The dark web, a segment of the internet used by outlaws, dissidents, and hackers to share information without scrutiny, will turn 20 years old this month.
Generally speaking, the dark web is defined as all content hosted on darknets, or online networks that require a specific browsing software to access. It's a subset of the deep web, meaning it's not indexed by search engines like Google or Bing, and therefore less transparent and more difficult to scrutinize.
The dark web is most widely used as a black market trading post where people sell drugs, cryptocurrency, porn, and data stolen in illegal breaches. Law enforcement agencies like the FBI have repeatedly carried out stings on the dark web to arrest and charge criminals, but illegal activity continues to proliferate.
The secrecy afforded by the dark web has also granted activists and political dissidents a place to organize with less government scrutiny. Governments across the globe have made attempts to ban encrypted servers, while activists have defended encryption tools.
Dark web activity has steadily grown over the past decade. Tor, one of the most commonly-used encrypted routers, currently hosts roughly 80,000 unique sites, according to its internal numbers.
The dark web has shaped the world, both online and off, in the 2 decades since it came into existence. Many of these events have been catalogued by GroupSense, a cybersecurity firm that monitors dark web activity. Here's a look back at some things the dark web has influenced the most.
March 2000: Freenet, the first widely available, anonymous file-sharing system, goes live.
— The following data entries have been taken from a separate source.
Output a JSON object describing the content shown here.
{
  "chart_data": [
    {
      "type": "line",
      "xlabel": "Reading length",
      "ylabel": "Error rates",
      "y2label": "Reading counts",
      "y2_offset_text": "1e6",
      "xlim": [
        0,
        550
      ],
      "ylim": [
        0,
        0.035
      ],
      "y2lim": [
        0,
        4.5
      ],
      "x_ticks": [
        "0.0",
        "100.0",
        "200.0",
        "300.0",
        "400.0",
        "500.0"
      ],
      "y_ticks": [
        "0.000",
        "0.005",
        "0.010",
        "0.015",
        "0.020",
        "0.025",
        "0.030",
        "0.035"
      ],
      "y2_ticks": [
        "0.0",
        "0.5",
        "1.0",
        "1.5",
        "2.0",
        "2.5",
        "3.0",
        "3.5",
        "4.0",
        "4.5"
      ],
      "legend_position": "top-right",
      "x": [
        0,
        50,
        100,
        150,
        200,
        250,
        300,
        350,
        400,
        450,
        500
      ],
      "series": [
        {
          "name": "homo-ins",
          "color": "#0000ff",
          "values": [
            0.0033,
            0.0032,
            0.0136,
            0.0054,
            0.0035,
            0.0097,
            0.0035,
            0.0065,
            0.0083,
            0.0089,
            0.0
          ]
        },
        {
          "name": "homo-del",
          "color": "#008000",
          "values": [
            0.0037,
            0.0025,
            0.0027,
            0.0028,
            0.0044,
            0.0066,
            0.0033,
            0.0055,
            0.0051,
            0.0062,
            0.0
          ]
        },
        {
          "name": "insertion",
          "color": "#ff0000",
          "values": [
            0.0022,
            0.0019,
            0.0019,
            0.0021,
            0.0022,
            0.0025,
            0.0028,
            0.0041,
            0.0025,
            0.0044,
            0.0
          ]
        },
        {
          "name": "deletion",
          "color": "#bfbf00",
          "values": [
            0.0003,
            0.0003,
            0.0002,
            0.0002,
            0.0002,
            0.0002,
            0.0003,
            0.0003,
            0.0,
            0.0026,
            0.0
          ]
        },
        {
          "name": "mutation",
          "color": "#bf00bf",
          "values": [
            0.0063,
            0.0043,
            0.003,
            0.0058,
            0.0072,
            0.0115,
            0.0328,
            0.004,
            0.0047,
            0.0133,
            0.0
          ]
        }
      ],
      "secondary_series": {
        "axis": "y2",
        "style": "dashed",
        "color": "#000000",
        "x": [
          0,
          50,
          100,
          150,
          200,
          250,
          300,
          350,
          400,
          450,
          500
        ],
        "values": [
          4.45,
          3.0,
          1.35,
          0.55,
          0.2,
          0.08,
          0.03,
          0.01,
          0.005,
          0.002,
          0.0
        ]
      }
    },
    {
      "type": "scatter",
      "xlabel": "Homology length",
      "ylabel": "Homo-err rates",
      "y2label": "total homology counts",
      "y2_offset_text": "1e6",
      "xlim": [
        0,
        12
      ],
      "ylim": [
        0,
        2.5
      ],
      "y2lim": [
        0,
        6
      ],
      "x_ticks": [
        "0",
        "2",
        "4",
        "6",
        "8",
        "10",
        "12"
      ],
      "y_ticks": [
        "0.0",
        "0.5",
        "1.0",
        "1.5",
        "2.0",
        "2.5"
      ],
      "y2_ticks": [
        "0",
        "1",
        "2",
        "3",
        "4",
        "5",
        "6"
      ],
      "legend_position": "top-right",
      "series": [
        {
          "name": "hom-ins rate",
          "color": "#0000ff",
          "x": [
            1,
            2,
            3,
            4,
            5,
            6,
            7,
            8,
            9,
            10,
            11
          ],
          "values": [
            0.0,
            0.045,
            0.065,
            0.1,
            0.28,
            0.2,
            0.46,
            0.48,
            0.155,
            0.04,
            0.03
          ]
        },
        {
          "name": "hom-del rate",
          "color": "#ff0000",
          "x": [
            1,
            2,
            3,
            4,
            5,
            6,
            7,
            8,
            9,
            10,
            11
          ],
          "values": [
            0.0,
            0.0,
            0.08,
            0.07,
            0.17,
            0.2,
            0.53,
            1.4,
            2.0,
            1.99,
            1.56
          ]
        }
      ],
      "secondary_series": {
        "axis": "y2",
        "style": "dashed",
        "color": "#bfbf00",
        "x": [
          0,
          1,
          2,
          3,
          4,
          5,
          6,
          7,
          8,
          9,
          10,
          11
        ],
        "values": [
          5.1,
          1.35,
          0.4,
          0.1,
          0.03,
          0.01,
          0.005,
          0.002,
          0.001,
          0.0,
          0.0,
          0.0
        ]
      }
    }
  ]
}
Freenet began in 1999 as a student project by Ian Clarke, an Irish programmer studying at the University of Edinburgh, and was released broadly in March 2000.
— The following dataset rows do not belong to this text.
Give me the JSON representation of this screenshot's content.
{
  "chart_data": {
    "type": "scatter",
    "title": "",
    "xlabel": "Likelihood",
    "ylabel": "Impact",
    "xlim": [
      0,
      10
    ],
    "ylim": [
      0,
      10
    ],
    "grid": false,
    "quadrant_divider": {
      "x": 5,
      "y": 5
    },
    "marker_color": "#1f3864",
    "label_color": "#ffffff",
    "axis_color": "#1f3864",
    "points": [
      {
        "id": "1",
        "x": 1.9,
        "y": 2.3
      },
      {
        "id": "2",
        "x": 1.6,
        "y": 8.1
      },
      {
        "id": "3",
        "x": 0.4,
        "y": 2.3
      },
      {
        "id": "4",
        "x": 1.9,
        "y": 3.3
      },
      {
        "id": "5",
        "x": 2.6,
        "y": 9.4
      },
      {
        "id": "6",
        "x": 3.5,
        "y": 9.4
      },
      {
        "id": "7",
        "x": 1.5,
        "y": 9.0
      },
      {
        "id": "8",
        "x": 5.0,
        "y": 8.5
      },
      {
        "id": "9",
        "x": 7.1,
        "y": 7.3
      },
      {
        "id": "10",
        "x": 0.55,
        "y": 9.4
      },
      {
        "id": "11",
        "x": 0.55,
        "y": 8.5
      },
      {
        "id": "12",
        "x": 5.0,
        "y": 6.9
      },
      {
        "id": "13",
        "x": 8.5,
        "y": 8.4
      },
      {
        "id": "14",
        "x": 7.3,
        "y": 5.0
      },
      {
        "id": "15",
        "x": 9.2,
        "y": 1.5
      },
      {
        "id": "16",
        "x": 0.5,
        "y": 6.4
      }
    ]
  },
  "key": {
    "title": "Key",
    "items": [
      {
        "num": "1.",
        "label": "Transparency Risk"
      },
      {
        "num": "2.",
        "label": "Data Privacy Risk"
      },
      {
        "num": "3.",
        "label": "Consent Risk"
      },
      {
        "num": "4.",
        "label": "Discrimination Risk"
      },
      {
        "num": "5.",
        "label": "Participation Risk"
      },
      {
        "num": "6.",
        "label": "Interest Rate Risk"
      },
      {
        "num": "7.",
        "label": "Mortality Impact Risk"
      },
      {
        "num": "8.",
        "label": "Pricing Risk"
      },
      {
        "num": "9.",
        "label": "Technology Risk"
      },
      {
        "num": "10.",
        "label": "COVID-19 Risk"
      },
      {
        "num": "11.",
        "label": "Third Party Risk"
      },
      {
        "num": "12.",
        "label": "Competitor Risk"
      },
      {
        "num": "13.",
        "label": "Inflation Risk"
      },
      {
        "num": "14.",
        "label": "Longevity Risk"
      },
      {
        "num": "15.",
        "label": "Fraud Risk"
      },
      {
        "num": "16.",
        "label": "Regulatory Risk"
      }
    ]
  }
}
Like many pioneers of the early internet, Clarke believed the web would enable a free-for-all of information sharing, and could make the concept of copyright obsolete.
"If this whole thing catches on, I think that people will look back in 20 to 40 years and look at the idea that you can own information in the same way as gold or real estate in the same way we look at witch burning today," Clarke told The New York Times shortly after Freenet's launch.